The Fallen Leaf Pages

Le troisième album des Radar Bros. ne s’apprivoise pas en quelques écoutes : il faut y aller prudemment, comme au charbon, puis à force de creuser ces mélodies qui traînent la patte, on y trouve son compte, l’envie d’y revenir, de se couvrir de cette nonchalance, comme une couverture chauffante.
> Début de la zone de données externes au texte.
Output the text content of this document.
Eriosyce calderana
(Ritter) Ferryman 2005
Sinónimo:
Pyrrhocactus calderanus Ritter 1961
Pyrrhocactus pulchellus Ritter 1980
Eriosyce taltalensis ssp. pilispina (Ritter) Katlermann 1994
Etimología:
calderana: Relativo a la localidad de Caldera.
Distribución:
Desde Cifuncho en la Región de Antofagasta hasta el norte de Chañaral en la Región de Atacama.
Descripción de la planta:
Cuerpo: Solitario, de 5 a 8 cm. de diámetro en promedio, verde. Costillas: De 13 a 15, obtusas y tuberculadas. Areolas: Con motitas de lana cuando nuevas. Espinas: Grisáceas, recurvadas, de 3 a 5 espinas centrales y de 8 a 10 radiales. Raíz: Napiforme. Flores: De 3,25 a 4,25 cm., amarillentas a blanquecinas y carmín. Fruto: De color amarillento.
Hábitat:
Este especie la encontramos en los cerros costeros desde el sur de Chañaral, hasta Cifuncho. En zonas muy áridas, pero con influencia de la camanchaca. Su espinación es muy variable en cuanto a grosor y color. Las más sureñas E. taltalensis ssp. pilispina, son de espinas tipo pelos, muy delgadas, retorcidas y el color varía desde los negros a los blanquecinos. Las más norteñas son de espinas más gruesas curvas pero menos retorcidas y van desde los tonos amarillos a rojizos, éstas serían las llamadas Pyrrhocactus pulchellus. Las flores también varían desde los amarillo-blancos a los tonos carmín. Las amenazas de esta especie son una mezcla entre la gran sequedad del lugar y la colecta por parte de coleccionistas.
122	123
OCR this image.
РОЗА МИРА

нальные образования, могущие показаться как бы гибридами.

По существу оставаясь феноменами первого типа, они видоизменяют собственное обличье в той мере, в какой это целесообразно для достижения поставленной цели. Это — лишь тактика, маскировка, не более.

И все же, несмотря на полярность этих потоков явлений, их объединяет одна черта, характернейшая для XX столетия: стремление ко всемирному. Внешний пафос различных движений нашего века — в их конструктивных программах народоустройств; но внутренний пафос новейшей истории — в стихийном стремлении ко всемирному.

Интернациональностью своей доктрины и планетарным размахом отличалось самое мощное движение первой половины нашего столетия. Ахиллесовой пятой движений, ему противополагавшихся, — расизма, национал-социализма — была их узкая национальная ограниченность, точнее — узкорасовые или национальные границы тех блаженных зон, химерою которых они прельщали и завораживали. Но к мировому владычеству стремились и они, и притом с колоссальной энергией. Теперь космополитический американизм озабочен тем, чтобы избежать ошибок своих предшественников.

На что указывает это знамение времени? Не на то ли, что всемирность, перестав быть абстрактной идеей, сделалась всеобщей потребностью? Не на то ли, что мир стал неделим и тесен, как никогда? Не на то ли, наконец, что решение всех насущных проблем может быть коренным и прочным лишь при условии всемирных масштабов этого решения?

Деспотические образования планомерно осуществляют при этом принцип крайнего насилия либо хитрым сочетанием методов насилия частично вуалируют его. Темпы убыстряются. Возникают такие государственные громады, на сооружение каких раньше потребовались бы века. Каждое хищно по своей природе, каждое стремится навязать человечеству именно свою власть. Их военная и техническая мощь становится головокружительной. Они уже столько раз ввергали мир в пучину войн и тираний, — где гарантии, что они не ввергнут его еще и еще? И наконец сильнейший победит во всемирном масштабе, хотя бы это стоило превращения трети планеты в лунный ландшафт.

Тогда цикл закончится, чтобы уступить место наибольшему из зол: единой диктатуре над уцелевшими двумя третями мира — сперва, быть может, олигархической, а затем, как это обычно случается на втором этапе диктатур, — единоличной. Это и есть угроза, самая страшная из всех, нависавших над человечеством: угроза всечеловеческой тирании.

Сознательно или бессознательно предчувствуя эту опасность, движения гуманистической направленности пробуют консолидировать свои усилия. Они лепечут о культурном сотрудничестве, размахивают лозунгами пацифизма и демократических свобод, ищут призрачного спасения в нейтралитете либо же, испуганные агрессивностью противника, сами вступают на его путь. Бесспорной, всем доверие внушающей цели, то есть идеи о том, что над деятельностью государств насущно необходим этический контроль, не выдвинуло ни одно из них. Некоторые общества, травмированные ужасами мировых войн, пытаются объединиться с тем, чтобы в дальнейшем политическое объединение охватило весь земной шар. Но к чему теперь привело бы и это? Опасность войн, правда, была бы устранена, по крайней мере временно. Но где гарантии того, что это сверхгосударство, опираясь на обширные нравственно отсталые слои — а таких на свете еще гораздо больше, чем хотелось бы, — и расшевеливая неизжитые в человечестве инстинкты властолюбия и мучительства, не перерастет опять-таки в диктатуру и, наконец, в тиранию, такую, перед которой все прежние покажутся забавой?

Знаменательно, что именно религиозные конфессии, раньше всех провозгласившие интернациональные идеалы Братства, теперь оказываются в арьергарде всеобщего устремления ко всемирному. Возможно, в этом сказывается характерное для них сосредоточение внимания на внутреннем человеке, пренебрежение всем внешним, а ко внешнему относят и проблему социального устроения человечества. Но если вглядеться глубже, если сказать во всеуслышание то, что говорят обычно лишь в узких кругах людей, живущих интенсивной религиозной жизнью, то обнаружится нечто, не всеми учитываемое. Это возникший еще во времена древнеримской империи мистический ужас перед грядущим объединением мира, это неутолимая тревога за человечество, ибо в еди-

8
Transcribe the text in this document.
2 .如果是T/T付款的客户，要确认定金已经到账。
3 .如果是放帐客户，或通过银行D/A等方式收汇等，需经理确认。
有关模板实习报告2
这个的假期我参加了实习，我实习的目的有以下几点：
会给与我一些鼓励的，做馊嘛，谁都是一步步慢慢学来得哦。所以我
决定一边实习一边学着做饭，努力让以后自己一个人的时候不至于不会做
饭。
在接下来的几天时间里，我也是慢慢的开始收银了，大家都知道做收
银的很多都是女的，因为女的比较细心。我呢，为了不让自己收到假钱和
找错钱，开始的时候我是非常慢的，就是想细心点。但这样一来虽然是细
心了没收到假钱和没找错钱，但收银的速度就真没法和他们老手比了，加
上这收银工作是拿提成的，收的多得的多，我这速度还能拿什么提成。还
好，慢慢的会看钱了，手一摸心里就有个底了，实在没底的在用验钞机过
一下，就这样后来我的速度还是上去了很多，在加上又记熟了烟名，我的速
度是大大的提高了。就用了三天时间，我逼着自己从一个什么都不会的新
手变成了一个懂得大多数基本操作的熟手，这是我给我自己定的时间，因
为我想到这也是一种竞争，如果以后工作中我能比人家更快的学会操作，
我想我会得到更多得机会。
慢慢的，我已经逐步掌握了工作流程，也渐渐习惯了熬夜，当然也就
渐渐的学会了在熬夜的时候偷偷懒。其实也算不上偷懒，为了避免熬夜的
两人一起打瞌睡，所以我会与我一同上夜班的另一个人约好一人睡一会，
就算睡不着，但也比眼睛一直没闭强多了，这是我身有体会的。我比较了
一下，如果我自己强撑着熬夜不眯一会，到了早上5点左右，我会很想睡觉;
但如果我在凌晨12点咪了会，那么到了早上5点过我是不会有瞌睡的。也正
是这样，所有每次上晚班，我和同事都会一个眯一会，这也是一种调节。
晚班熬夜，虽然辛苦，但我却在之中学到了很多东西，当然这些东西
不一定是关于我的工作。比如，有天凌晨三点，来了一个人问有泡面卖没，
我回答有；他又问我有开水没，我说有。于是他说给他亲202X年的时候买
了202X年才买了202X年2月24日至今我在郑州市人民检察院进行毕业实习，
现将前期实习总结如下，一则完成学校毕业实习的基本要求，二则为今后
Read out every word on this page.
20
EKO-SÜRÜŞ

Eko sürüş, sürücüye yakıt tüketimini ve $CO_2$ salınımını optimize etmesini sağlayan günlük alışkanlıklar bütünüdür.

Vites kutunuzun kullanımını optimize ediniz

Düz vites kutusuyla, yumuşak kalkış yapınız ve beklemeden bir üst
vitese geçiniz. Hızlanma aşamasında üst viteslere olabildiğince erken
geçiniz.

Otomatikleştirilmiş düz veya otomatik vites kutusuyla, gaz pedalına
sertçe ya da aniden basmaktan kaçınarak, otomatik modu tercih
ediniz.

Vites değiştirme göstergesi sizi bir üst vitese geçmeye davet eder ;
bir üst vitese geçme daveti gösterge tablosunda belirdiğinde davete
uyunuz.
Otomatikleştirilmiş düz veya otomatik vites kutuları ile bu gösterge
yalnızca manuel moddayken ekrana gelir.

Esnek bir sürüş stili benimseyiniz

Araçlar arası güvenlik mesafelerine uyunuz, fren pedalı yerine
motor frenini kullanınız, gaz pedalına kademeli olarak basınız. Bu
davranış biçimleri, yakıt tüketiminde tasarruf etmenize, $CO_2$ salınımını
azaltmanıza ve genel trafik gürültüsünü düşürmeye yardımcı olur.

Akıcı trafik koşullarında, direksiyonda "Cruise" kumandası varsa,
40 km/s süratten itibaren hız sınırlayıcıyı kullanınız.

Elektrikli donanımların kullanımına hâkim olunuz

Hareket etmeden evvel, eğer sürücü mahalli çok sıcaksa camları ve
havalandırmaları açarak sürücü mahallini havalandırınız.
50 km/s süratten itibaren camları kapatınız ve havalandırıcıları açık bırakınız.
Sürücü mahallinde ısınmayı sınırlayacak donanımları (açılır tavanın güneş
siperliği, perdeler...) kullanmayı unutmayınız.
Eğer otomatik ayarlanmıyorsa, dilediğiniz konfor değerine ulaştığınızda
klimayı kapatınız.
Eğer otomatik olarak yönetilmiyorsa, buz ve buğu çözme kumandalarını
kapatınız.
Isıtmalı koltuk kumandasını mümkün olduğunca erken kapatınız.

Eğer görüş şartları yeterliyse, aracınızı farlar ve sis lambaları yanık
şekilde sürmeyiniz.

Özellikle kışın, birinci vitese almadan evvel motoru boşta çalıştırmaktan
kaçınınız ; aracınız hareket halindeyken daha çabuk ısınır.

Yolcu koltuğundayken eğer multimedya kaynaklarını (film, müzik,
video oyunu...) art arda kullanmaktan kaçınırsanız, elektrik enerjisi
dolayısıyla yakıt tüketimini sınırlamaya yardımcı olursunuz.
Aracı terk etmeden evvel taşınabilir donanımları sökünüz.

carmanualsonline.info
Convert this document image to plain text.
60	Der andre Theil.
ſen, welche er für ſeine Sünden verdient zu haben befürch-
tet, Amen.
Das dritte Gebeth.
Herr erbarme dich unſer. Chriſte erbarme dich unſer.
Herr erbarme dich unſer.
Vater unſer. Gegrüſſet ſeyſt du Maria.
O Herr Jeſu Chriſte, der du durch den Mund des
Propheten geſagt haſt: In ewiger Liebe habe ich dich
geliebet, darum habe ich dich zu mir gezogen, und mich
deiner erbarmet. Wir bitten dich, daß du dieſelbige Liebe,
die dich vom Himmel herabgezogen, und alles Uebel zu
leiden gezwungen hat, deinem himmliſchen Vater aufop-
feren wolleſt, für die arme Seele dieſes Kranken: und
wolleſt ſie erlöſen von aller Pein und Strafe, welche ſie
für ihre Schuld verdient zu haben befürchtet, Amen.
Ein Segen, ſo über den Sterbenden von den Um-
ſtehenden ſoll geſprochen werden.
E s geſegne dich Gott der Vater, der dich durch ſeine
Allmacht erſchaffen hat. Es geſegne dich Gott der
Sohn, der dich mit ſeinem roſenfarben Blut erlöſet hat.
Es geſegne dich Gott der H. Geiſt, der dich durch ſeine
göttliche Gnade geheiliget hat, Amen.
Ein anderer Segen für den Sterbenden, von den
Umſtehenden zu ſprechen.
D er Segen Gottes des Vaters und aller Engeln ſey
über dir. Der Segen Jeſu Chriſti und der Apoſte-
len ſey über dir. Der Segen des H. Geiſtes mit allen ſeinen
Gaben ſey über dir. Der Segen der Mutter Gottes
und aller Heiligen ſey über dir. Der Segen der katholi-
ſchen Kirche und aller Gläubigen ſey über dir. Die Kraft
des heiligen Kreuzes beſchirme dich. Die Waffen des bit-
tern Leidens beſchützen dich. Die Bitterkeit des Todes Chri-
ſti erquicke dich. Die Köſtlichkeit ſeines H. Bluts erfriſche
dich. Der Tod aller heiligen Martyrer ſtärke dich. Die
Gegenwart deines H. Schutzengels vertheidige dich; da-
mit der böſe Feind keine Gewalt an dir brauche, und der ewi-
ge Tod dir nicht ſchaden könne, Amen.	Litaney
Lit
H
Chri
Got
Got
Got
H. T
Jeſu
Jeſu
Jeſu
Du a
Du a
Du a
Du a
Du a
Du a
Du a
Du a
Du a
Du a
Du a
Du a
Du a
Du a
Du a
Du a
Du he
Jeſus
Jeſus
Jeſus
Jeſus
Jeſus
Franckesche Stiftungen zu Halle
S’ils ont l’allure de musiciens à l’intellect maussade, Jim Putham, Senon Gaius Williams et Steve Goodfriend peuvent être fiers de leurs treize nouvelles chansons : poignantes, délicates et revêches en même temps, elles portent bonheur à celui qui voudra bien y voir le salut de son âme. Grandaddy est mort ? Vive les Radar Brothers ! Sauf qu’ici la pop se révèle secondaire, on parle d’atmosphère, d’état contemplatif, d’un ennui rassurant, comme un dimanche pluvieux. « We’re not sleeping » est un des titres de l’album, et c’est bien de le reconnaître. Non, il ne s’agit en aucun cas d’un disque aux mélodies replètes, qui donne le sourire ; et en tout cas ce n’est pas une raison pour bouder son plaisir… Entre slowcore à la New Year et americana à la Jason Molina, la musique des Radar Bros. ne donne pas envie de dormir, mais de faire de beaux rêves. Dont la B.O. serait peuplée de chorus languides, de refrains qui drainent de l’espoir et de souffle divin. Le disque s’écoute d’une traite, comme on avale un grog pour se donner du courage et de la contenance. Après on se sent mieux, et tout a l’air très simple... On « respire à nouveau » (« Breathing again »), les narines dilatées par la joie de se sentir en vie.